Born on leap day February 29th, 1928, Banks would become one of the most famous exotic dancers, said to be ‘linked’ to such luminaries as Elvis and President Kennedy, enjoying fame and a salary unprecedented in her field. Growing up the daughter of a sharecropper, not passing further in school than the 7th grade and marrying at 14, for a day, then again at 15, Banks left her second husband after half a year to pursue a Hollywood career. While there working as a cocktail waitress, the lady who would someday be known as the “Last Queen of Burlesque” was told by a customer, recognizing her ‘attributes,’ that she would make a great exotic dancer. Taking the suggestion, Bank took it upon herself to audition for Follies Theater manager Lillian Hunt in 1951. Within a month, she was working in the field that would make her famous and had adopted the stage name Tempest Storm (the other offered her was Sunny Day). By 1956 Storm would sign with the Bryan-Engels burlesque production company, a ten-year contract that saw her earning $100,000.00 a year. This made the lady, who would come to dye her hair a flaming red, the highest-paid burlesque performer in history.

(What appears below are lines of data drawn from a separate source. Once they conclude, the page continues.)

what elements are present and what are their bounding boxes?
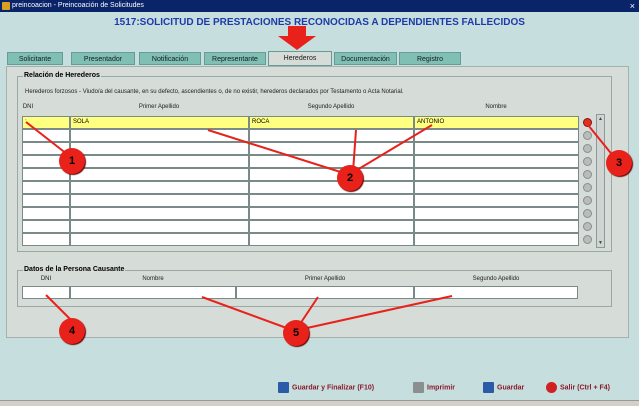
save-button[interactable]: Guardar (483, 382, 524, 393)
save-finalize-button[interactable]: Guardar y Finalizar (F10) (278, 382, 374, 393)
floppy-icon (278, 382, 289, 393)
floppy-icon (483, 382, 494, 393)
callout-2: 2 (337, 165, 363, 191)
callout-4: 4 (59, 318, 85, 344)
power-icon (546, 382, 557, 393)
callout-3: 3 (606, 150, 632, 176)
callout-lines (25, 121, 615, 331)
printer-icon (413, 382, 424, 393)
print-button[interactable]: Imprimir (413, 382, 455, 393)
exit-button[interactable]: Salir (Ctrl + F4) (546, 382, 610, 393)
callout-5: 5 (283, 320, 309, 346)
callout-1: 1 (59, 148, 85, 174)
status-bar (0, 400, 639, 406)
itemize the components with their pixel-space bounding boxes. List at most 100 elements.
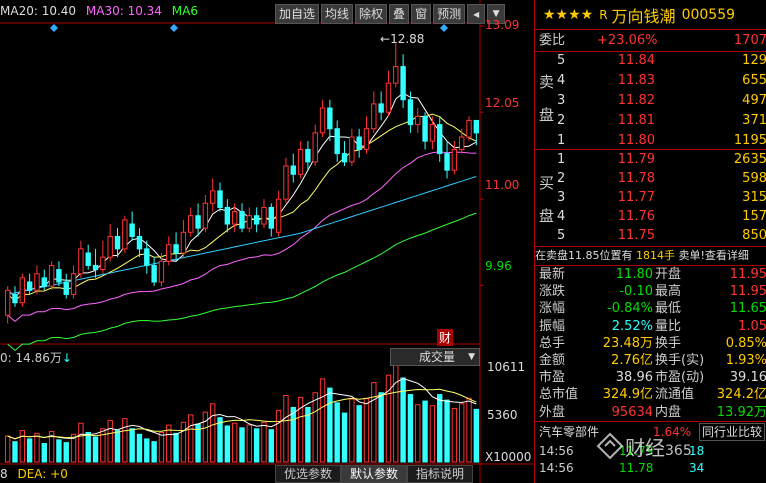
candle-body	[195, 215, 201, 229]
ma-line-3	[7, 212, 477, 352]
indicator-select-value: 成交量	[419, 350, 456, 364]
level-price[interactable]: 11.84	[595, 51, 655, 71]
order-alert-action[interactable]: 卖单!查看详细	[679, 249, 749, 262]
candle-body	[224, 206, 231, 225]
finance-badge[interactable]: 财	[437, 329, 454, 346]
sell-level-3[interactable]: 3 11.82 497	[535, 91, 766, 111]
event-marker-icon	[440, 24, 448, 32]
quote-label: 金额	[539, 353, 566, 368]
volume-bar	[239, 427, 245, 463]
buy-level-4[interactable]: 4 11.76 157	[535, 207, 766, 227]
buy-level-2[interactable]: 2 11.78 598	[535, 169, 766, 189]
sell-level-1[interactable]: 1 11.80 1195	[535, 131, 766, 151]
collapse-panel-icon[interactable]: ◂	[467, 4, 486, 24]
quote-value: 0.85%	[725, 335, 766, 351]
volume-bar	[407, 394, 414, 463]
buy-level-1[interactable]: 1 11.79 2635	[535, 150, 766, 170]
level-price[interactable]: 11.77	[595, 188, 655, 208]
volume-bar	[275, 409, 282, 463]
overlay-button[interactable]: 叠	[389, 4, 410, 24]
candle-body	[378, 103, 384, 113]
candle-body	[114, 235, 121, 250]
volume-bar	[12, 441, 18, 463]
window-button[interactable]: 窗	[411, 4, 432, 24]
level-price[interactable]: 11.80	[595, 131, 655, 151]
quote-label: 涨跌	[539, 284, 566, 300]
candle-body	[393, 66, 399, 84]
candle-body	[34, 273, 40, 291]
candle-body	[92, 264, 99, 271]
buy-label-1: 买	[539, 174, 555, 192]
volume-bar	[217, 417, 223, 463]
price-axis-3: 11.00	[485, 178, 520, 192]
level-price[interactable]: 11.81	[595, 111, 655, 131]
candle-body	[385, 82, 392, 113]
candle-body	[415, 115, 421, 126]
high-marker: ←12.88	[380, 32, 425, 46]
indicator-select[interactable]: 成交量 ▼	[390, 348, 480, 366]
volume-bar	[349, 398, 355, 463]
volume-info-value: 0: 14.86万	[0, 351, 62, 365]
volume-bar	[158, 431, 165, 463]
tab-optimize-params[interactable]: 优选参数	[275, 465, 342, 483]
ma-line-button[interactable]: 均线	[321, 4, 354, 24]
level-volume: 850	[742, 228, 766, 243]
level-price[interactable]: 11.78	[595, 169, 655, 189]
sell-level-4[interactable]: 4 11.83 655	[535, 71, 766, 91]
quote-label: 市盈	[539, 370, 566, 386]
level-price[interactable]: 11.76	[595, 207, 655, 227]
volume-bar	[246, 424, 253, 463]
volume-bar	[231, 422, 238, 463]
level-price[interactable]: 11.83	[595, 71, 655, 91]
level-price[interactable]: 11.82	[595, 91, 655, 111]
volume-bar	[451, 407, 458, 463]
divider	[535, 421, 766, 422]
volume-bar	[151, 441, 157, 463]
industry-compare-button[interactable]: 同行业比较	[699, 423, 766, 441]
order-alert[interactable]: 在卖盘11.85位置有 1814手 卖单!查看详细	[535, 247, 766, 265]
level-number: 2	[557, 113, 566, 128]
volume-bar	[136, 433, 143, 463]
stock-name[interactable]: 万向钱潮	[612, 3, 676, 27]
ex-right-button[interactable]: 除权	[355, 4, 388, 24]
quote-value: 38.96	[615, 370, 653, 386]
candle-body	[349, 136, 355, 163]
candle-body	[56, 269, 62, 283]
level-price[interactable]: 11.75	[595, 226, 655, 246]
candle-body	[180, 231, 187, 254]
ma60-label: MA6	[171, 4, 198, 18]
volume-bar	[4, 435, 11, 463]
add-watchlist-button[interactable]: 加自选	[275, 4, 320, 24]
quote-label: 换手	[655, 335, 682, 351]
kline-chart[interactable]	[0, 0, 534, 483]
tab-indicator-help[interactable]: 指标说明	[407, 465, 474, 483]
candle-body	[136, 235, 143, 250]
stock-title: ★★★★ R 万向钱潮 000559	[535, 0, 766, 30]
macd-left-value: 8	[0, 467, 8, 481]
forecast-button[interactable]: 预测	[433, 4, 466, 24]
weibi-value: +23.06%	[597, 33, 658, 48]
candle-body	[144, 248, 150, 266]
kline-chart-area[interactable]: MA20: 10.40 MA30: 10.34 MA6 加自选 均线 除权 叠 …	[0, 0, 534, 483]
sector-name[interactable]: 汽车零部件	[539, 423, 599, 441]
volume-bar	[290, 407, 296, 463]
quote-label: 总市值	[539, 387, 579, 403]
buy-level-3[interactable]: 3 11.77 315	[535, 188, 766, 208]
buy-level-5[interactable]: 5 11.75 850	[535, 226, 766, 246]
volume-axis-mid: 5360	[487, 408, 518, 422]
level-price[interactable]: 11.79	[595, 150, 655, 170]
quote-row: 金额 2.76亿 换手(实) 1.93%	[535, 352, 766, 369]
weicha-value: 1707	[733, 33, 766, 48]
candle-body	[341, 153, 348, 163]
candle-body	[400, 66, 406, 101]
sell-level-2[interactable]: 2 11.81 371	[535, 111, 766, 131]
quote-value: 39.16	[729, 370, 766, 386]
volume-bar	[210, 403, 216, 463]
volume-bar	[41, 443, 47, 463]
candle-body	[305, 148, 311, 163]
tab-default-params[interactable]: 默认参数	[341, 465, 408, 483]
candle-body	[173, 244, 179, 254]
sell-level-5[interactable]: 5 11.84 129	[535, 51, 766, 71]
quote-label: 内盘	[655, 404, 682, 420]
candle-body	[158, 260, 165, 283]
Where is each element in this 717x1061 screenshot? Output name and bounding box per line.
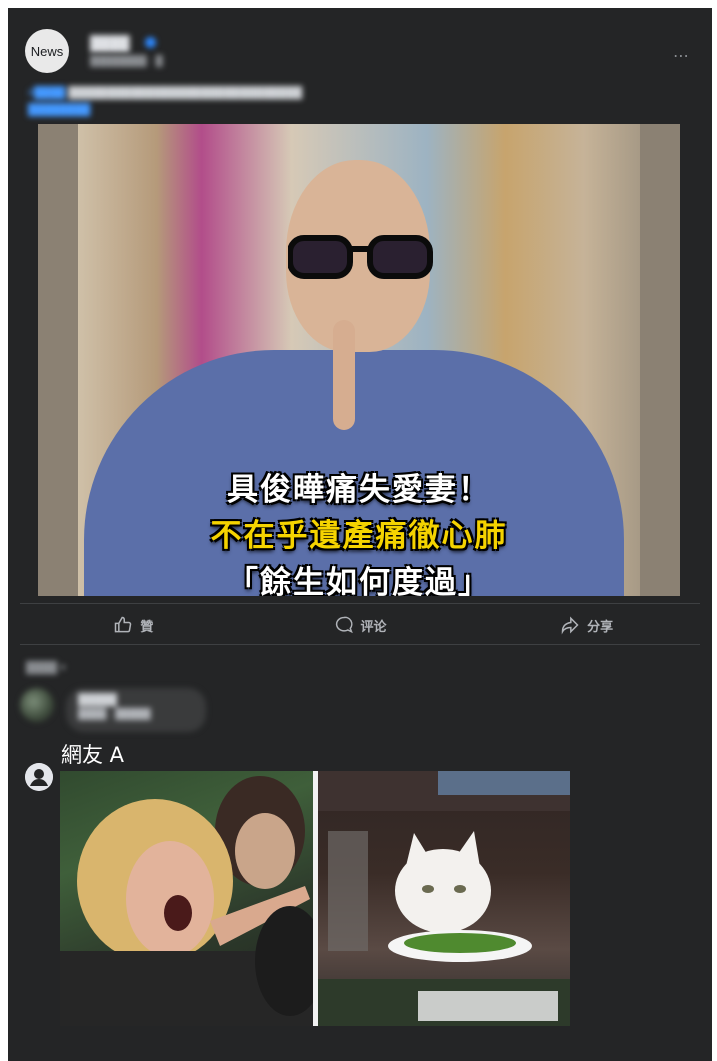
meme-right-panel [318,771,570,1026]
thumbs-up-icon [115,616,132,633]
comment-bubble-icon [335,616,353,634]
avatar-text: News [30,43,64,59]
comment-button[interactable]: 评论 [247,605,474,645]
image-headline-1: 具俊曄痛失愛妻！ [227,472,491,508]
meme-left-panel [60,771,313,1026]
caption-hashtag[interactable]: #████ [28,87,65,99]
comment-sort-dropdown[interactable]: ████ ▾ [26,661,66,674]
page-avatar[interactable]: News [25,29,69,73]
verified-badge-icon [145,37,156,48]
meme-left-figures [60,776,313,1026]
comment-meme-image[interactable] [60,771,570,1026]
share-button[interactable]: 分享 [473,605,700,645]
finger-on-lips [333,320,355,430]
post-card: News ████ ████████ · █ ⋯ #████ █████████… [8,8,712,1061]
comment-text: ████ · █████ [78,709,151,720]
divider-top [20,603,700,604]
post-image[interactable]: 具俊曄痛失愛妻！ 不在乎遺產痛徹心肺 「餘生如何度過」 [38,124,680,596]
caption-text-2[interactable]: ████████ [28,104,90,116]
user-avatar-icon[interactable] [25,763,53,791]
image-headline-2: 不在乎遺產痛徹心肺 [210,518,508,554]
like-label: 贊 [140,619,154,635]
share-label: 分享 [587,619,614,635]
share-arrow-icon [561,616,579,635]
image-headline-3: 「餘生如何度過」 [227,565,491,596]
divider-bottom [20,644,700,645]
sunglasses-shape [288,235,433,279]
comment-bubble: █████ ████ · █████ [66,688,206,732]
commenter-name-2[interactable]: 網友 A [61,739,124,769]
post-actions: 贊 评论 分享 [20,605,700,645]
post-caption: #████ ██████████████████████████████ ███… [28,85,648,119]
post-timestamp[interactable]: ████████ · █ [90,56,163,67]
caption-text: ██████████████████████████████ [68,87,303,99]
meme-right-cat [318,771,570,1026]
like-button[interactable]: 贊 [20,605,247,645]
commenter-avatar[interactable] [20,688,54,722]
comment-label: 评论 [360,619,387,635]
page-name[interactable]: ████ [90,35,130,51]
person-silhouette-icon [25,763,53,791]
more-options-icon[interactable]: ⋯ [673,46,690,66]
commenter-name[interactable]: █████ [78,694,194,706]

Quickly after her historic contract signing, Storm married Herb Jeffries, the singer in Duke Ellington’s Orchestra. Storm would come to claim that her marriage to Jeffries, the man known as Hollywood’s first singing black cowboy, would cost her a potentially lucrative film career, although she did indeed make some film appearances. Interracial romances, and certainly marriages of people with different skin color to one another, were considered quite scandalous at the time…even for someone with such a ‘liberal’ career path as Storm’s.

Not only rockin’ some time with the King Of Rock & Roll, Tempest Storm also toured with a pre-Eagles Joe Walsh with his band James Gang in 1973. Headlining internationally and keeping her legendary figure with a life-long commitment to not take drugs, drink or smoke, Storm worked well into her more ‘mature’ years.

Although making her reputation by taking off her clothes, it’s notable that Storm as much stitched her stage costumes; she’d walk out on stage first, presenting herself in a long dress and mink stole, which, of course, she quickly took off. Talk about an empowered woman entirely in control of her art, couture, and life!